The value chain identifies the distinct strategic activities, analyses them and their respective cost drivers and addresses to the following key questions from strategic view point:

(i) Can a firm reduce costs in particular activity, holding the value (arising from external/internal customers) constant?

(ii) Can a firm increase the value in this activity, holding the costs constant?


(iii) Can a firm reduce assets in this activity, holding costs and revenues constant?

(iv) Is there any surplus facility (spent but unutilised resources) that can create value?

The value chain analysis enables a firm to understand and focus on the aspects like:

(i) Cause of the activity;


(ii) Resource consumption by the activity; and

(iii) activity linkage.

Knowledge and analysis of the above three factors brings opportunities for process redesign with a view to reducing the cost of the process.

This analysis points out:

(i) If there is any complexity of the activity,

(ii) If there is any duplication of the activity,


(iii) If there is any alternative way of doing the activity so that it will consume lesser resource,

(iv) If there any activity which is performed with no contribution to the process objective (i.e., no ‘value’ adding),

(v) If there is any activity, when added in between two activities, that will increase the overall process value.

Again, the three-tier classification of activities into core/support/diversionary categories facilitates analysis that helps a firm to meet different competitive situations.
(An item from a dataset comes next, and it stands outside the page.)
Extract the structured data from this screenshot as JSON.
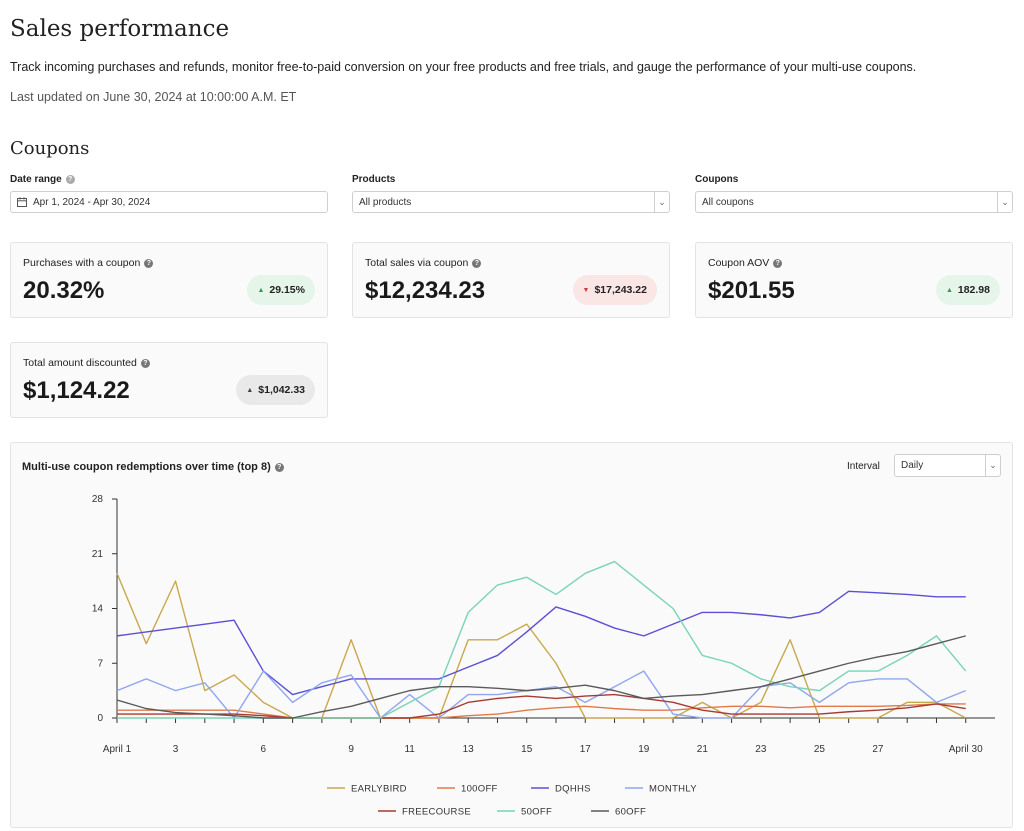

When the ‘micro-activities are identified and analysed with regard to their cost effectiveness, the management gets insights into the areas where Unnecessary activities can be dropped or their costs can be reduced.

The benefits of ‘Value Chain Analysis’ are immense.

These are as follows:


(i) It highlights the cost of activity, e.g.,

Does the employee at the time of causing an activity know its cost?

Does the salesman know the cost of each order processing?

Does the scheduling manager know the cost per batch?

(ii) It encourages new thinking towards process improvement, e.g.

How can the activities be carried out to improve efficiency?


(iii) It links to Total Quality Management programmes as the activity cost can be related to the service level achieved.

(iv) It facilitates cost cutting by taking activity levels into consideration, and thus making cost targets more realistic to achieve.

(v) If enables trend analysis and ‘benchmarking’ of costs to take place.